Thankfully, a lot of work has already been done in developing immersive 3D virtual environments in modern computer and video games. For the purposes of entertainment and creative expression, game developers are creating increasingly detailed worlds. Some of the important features that could be applied to infrastructure management are highlighted by a few recent titles:

Mirror's Edge

  • Valve’s Half-Life 2 (2004) - provides advanced real-time physics simulation that could be used for combining real-time sensor data and prediction models.
  • Electronic Arts’ Mirror’s Edge (2007) - includes expansive, detailed urban environments that could be used for building and bridge inspection.
  • Gas Powered Games’ Supreme Commander 2 (2010) - gives top-down strategic control of thousands of military units, which could be used for routing traffic on busy streets, waterways and in the air.
  • Rail Simulator Development’s RailWorks 2 (2010) - gives complete control of accurately modeled passenger and cargo trains. With a connection to a SCADA system, this game could be useful almost out of the box.
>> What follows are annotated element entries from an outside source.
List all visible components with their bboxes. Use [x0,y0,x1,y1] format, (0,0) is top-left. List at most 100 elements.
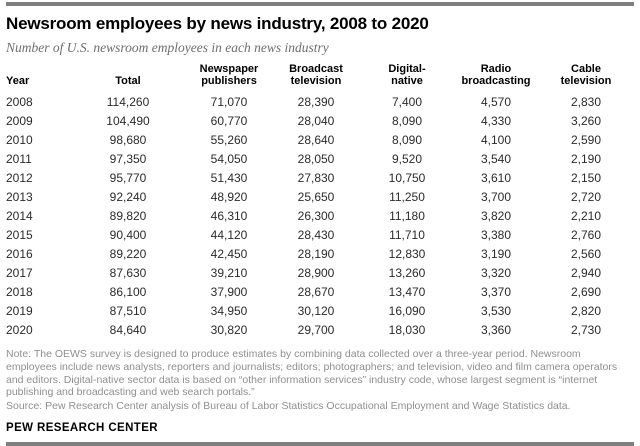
value-cell-broadcast: 28,640 [297,132,335,147]
value-cell-digital: 13,470 [388,284,426,299]
value-cell-newspaper: 60,770 [210,113,248,128]
value-cell-newspaper: 37,900 [210,284,248,299]
column-header-digital: Digital- native [388,62,426,88]
value-cell-broadcast: 28,040 [297,113,335,128]
value-cell-radio: 4,330 [480,113,512,128]
value-cell-newspaper: 44,120 [210,227,248,242]
source-text: Source: Pew Research Center analysis of … [6,400,571,413]
value-cell-broadcast: 28,190 [297,246,335,261]
value-cell-radio: 3,540 [480,151,512,166]
value-cell-cable: 3,260 [570,113,602,128]
value-cell-digital: 11,250 [389,189,425,204]
value-cell-cable: 2,690 [570,284,602,299]
column-header-cable: Cable television [560,62,612,88]
value-cell-newspaper: 54,050 [210,151,248,166]
table-row: 2008 114,260 71,070 28,390 7,400 4,570 2,830 [6,92,634,111]
page-subtitle: Number of U.S. newsroom employees in eac… [6,39,329,55]
value-cell-radio: 4,100 [480,132,512,147]
value-cell-total: 104,490 [106,113,150,128]
value-cell-cable: 2,820 [570,303,602,318]
value-cell-broadcast: 28,900 [297,265,335,280]
value-cell-cable: 2,730 [570,322,602,337]
value-cell-broadcast: 30,120 [297,303,335,318]
year-cell: 2011 [6,151,32,166]
value-cell-digital: 9,520 [391,151,423,166]
value-cell-radio: 3,610 [480,170,512,185]
value-cell-broadcast: 28,670 [297,284,335,299]
value-cell-digital: 7,400 [391,94,423,109]
bottom-divider-bar [6,442,634,446]
value-cell-cable: 2,190 [570,151,602,166]
table-row: 2009 104,490 60,770 28,040 8,090 4,330 3,260 [6,111,634,130]
table-row: 2012 95,770 51,430 27,830 10,750 3,610 2,150 [6,168,634,187]
value-cell-newspaper: 55,260 [210,132,248,147]
value-cell-broadcast: 26,300 [297,208,335,223]
value-cell-broadcast: 27,830 [297,170,335,185]
value-cell-total: 114,260 [106,94,150,109]
value-cell-total: 97,350 [109,151,147,166]
note-text: Note: The OEWS survey is designed to pro… [6,348,618,399]
value-cell-cable: 2,760 [570,227,602,242]
value-cell-radio: 3,360 [480,322,512,337]
table-row: 2019 87,510 34,950 30,120 16,090 3,530 2,820 [6,301,634,320]
value-cell-cable: 2,830 [570,94,602,109]
value-cell-cable: 2,940 [570,265,602,280]
value-cell-digital: 16,090 [388,303,426,318]
value-cell-broadcast: 29,700 [297,322,335,337]
table-header-row: Year Total Newspaper publishers Broadcast t… [6,63,634,93]
value-cell-total: 87,510 [109,303,147,318]
value-cell-newspaper: 48,920 [210,189,248,204]
value-cell-newspaper: 51,430 [210,170,248,185]
value-cell-digital: 10,750 [388,170,426,185]
brand-footer: PEW RESEARCH CENTER [6,422,159,435]
value-cell-newspaper: 34,950 [210,303,248,318]
table-row: 2015 90,400 44,120 28,430 11,710 3,380 2,760 [6,225,634,244]
top-divider-bar [6,2,634,6]
table-row: 2018 86,100 37,900 28,670 13,470 3,370 2,690 [6,282,634,301]
column-header-total: Total [115,75,141,88]
year-cell: 2018 [6,284,33,299]
value-cell-radio: 3,530 [480,303,512,318]
value-cell-digital: 8,090 [391,132,423,147]
value-cell-broadcast: 25,650 [297,189,335,204]
table-row: 2011 97,350 54,050 28,050 9,520 3,540 2,190 [6,149,634,168]
table-row: 2014 89,820 46,310 26,300 11,180 3,820 2,210 [6,206,634,225]
year-cell: 2015 [6,227,33,242]
column-header-newspaper: Newspaper publishers [199,62,259,88]
value-cell-radio: 3,320 [480,265,512,280]
year-cell: 2012 [6,170,33,185]
value-cell-broadcast: 28,050 [297,151,335,166]
year-cell: 2019 [6,303,33,318]
column-header-year: Year [6,75,30,88]
newsroom-employees-table: Year Total Newspaper publishers Broadcast t… [6,63,634,340]
column-header-broadcast: Broadcast television [289,62,343,88]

Most state-of-the-art game engines (the software that renders the world and controls the behavior of objects in it) are not available to the public directly, but many expose a flexible interface that allows anyone to modify the gameplay. Computer games are often popular well beyond their initial release because of large communities of gamers and developers creating “mods” that twist the game engine into completely new forms. Some examples that suggest the possibilities for infrastructure management mods include:

  • Gary’s Mod (for Half-Life 2) - strips down the game to its core physics engine to allow creating devices as varied as operational submarines, construction cranes and rocket ships.
  • Empires (for Half-Life 2) - extends the formerly single-play, first-person only game to include a commander with a top-down view of the battlefield who can give orders to players exploring the world. This style of game closely matches the management hierarchy of many infrastructure operators.
  • BusMod (for Grand Theft Auto 4) - in a game built for causing violent mayhem in an urban environment, this mod highlights a more mundane feature of the city and lets the player drive a bus route.

A few open-source game engines are available, if the modding interface isn’t sufficient for any specific monitoring task. Some research has been done on using one of these engines for a computer network monitoring task.


Civil infrastructure is a notoriously underfunded part of our society. The ASCE’s yearly infrastructure report cards have been giving failing grades for over a decade, yet overall investment in infrastructure hasn’t risen. The improvements proposed in this paper clearly cost money, something which few infrastructure managers have available for non-critical upgrades.

However, remember that the promise of real-time monitoring and SCADA was a decrease in total lifetime cost of infrastructure. This promise was largely fulfilled. With some up-front investment, more efficient operation and monitoring can potentially save a lot of money. After 40 years of SCADA systems, it’s time to move into the next major phase of technological advancement, which holds the same cost saving promise. Monitoring systems succeeded, but they risk falling behind like the rest of America’s infrastructure without proper consideration.

The next evolution in monitoring must consider the true target of the system: the users. Julian Bleecker’s Design Fiction essay gets it right:

“Engineering makes things for end-users. Accounting makes things for markets, demographics and consumers. Design makes things for people.”

Engaging interfaces are not reserved exclusively for entertainment and pleasure, and neither is good design.